程夢虹發起瘋來力氣很大,那兩個保鏢不得不把她狠狠的按在床上,她的舌頭和嘴唇都被她自己咬出了血,一雙眼睛瞪得腥紅,披頭散發,完全沒有了之前溫柔賢靜的模樣。
“顧德中想得可真周到啊,把你放在慕家的錢都偷了出來,他給你們母子做足了後路,隻是他千算萬算,唯一沒算到的就是我會背叛你,哈哈,秋蘭,活該,你活該。”
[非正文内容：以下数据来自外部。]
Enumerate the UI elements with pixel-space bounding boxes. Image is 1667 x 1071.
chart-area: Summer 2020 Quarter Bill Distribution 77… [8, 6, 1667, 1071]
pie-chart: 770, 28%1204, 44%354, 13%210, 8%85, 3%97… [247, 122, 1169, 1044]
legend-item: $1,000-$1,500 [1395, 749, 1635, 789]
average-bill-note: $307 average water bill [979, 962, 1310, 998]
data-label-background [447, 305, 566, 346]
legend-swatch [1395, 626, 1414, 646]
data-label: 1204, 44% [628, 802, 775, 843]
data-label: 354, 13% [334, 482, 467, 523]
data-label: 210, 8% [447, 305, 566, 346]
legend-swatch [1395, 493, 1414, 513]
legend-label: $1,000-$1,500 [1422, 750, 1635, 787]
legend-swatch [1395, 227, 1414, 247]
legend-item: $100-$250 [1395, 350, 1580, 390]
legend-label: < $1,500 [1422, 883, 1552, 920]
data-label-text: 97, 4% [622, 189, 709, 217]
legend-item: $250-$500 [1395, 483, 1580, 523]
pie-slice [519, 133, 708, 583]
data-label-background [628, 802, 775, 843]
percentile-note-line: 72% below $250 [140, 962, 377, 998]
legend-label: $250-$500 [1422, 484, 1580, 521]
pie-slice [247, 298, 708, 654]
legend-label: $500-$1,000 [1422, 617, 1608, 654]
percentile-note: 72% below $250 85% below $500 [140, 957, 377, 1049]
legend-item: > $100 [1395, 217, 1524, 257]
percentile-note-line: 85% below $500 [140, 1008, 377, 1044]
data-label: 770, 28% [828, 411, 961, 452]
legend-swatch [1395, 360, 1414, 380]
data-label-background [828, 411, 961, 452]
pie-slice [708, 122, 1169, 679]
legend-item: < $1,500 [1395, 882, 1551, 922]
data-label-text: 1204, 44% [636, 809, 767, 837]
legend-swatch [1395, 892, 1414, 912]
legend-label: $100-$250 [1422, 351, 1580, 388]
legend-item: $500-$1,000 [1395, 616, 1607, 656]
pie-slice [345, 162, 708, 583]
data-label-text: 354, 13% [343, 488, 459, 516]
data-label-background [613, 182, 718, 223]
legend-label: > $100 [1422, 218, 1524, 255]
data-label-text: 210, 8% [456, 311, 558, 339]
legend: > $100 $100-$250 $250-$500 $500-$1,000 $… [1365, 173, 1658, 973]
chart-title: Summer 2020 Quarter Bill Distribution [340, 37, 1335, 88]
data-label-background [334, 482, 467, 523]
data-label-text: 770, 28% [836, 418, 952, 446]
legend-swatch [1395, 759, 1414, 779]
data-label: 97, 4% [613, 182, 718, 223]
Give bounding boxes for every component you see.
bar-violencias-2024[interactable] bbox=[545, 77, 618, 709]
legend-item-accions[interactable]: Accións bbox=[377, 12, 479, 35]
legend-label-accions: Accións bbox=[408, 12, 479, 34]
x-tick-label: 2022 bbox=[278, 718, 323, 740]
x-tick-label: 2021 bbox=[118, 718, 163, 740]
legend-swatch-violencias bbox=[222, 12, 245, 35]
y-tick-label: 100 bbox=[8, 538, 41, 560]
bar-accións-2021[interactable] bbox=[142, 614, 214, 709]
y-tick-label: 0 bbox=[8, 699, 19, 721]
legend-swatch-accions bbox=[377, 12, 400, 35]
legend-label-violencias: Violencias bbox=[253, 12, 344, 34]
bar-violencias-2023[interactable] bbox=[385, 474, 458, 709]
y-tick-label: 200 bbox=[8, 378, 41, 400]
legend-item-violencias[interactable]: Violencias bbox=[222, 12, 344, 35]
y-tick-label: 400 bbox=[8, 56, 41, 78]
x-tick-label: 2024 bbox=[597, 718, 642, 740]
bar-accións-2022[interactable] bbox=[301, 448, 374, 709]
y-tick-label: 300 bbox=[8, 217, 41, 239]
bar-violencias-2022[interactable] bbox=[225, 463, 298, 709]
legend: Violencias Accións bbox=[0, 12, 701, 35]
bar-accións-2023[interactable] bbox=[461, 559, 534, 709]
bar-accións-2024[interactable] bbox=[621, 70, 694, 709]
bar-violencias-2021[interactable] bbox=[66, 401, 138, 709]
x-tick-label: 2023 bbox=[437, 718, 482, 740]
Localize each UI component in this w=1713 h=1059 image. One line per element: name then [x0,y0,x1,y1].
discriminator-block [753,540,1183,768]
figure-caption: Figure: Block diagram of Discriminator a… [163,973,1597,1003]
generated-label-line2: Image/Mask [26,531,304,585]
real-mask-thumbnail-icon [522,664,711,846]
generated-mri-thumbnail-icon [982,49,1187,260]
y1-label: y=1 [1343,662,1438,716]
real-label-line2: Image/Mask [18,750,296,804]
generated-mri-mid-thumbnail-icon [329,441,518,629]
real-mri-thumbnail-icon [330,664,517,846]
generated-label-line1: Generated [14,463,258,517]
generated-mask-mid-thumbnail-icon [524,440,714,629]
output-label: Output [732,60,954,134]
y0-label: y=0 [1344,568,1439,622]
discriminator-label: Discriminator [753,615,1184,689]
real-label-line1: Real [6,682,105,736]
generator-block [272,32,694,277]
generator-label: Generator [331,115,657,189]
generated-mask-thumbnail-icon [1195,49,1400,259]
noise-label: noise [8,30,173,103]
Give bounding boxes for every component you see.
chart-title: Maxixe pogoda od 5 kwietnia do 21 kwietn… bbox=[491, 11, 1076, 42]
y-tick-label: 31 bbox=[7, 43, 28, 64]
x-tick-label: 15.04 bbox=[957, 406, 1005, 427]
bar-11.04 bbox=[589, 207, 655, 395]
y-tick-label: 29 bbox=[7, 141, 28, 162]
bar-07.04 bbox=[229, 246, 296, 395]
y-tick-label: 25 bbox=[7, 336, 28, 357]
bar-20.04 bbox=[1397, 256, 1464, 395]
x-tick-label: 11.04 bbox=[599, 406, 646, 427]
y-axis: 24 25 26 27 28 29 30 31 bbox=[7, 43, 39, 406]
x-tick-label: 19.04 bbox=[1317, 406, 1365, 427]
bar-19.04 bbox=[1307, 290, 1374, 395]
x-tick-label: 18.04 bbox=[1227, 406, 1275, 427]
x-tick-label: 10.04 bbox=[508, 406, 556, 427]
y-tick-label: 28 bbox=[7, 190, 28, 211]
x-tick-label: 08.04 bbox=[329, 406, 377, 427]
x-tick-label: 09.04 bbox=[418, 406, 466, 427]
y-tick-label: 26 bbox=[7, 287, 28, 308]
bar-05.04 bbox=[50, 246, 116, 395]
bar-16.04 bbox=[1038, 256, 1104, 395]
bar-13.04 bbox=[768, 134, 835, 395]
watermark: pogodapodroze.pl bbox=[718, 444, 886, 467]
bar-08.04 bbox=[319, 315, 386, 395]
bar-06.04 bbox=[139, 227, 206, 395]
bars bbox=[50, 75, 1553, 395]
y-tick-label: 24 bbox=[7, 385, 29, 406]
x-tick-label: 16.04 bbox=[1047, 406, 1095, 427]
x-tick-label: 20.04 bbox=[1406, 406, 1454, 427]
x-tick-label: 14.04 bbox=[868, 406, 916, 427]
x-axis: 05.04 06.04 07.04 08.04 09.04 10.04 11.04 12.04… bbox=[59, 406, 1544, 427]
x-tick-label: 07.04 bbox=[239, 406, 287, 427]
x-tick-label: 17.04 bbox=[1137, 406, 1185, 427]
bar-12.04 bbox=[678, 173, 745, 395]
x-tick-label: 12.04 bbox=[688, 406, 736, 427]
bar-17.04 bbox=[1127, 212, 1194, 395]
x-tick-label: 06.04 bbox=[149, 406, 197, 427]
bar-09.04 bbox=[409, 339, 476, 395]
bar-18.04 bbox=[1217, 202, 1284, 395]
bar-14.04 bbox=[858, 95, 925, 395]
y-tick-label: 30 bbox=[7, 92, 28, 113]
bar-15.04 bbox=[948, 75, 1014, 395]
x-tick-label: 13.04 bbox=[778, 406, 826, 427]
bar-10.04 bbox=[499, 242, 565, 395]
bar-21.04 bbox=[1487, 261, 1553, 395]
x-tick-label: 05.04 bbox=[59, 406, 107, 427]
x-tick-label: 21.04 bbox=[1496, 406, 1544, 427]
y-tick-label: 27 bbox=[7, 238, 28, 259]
秋蘭已經聽不下去了,她退出了房間,身後傳來程夢虹發瘋時用頭撞擊牆壁的聲音,她回過頭,就看到滿臉是血的程夢虹癱坐在床上,程晉楊大喊著衝了過去,“姐,姐,醫生。”
秋蘭沒有再做任何的停留,她走出療養院,扶著路邊的一棵大樹不停的做著深呼吸。
“怎麼會這樣,怎麼會這樣?”她的手摳進了樹皮,指尖傳來銳利的疼痛。
一個保鏢走上前小心的問:“夫人,人怎麼處理。”
秋蘭眼神無波,像是失去了靈魂一般,好半天才發出聲音:“斷掉她的所有治療,讓她自生自滅。”
程夢虹現在已經瘋了,對付一個瘋子,她已經沒有什麼好做的了,讓她這樣瘋下去比讓她死還要痛快。
“給我訂回國的機票。”秋蘭抬頭看向遠處的天邊,目光再一次飄遠。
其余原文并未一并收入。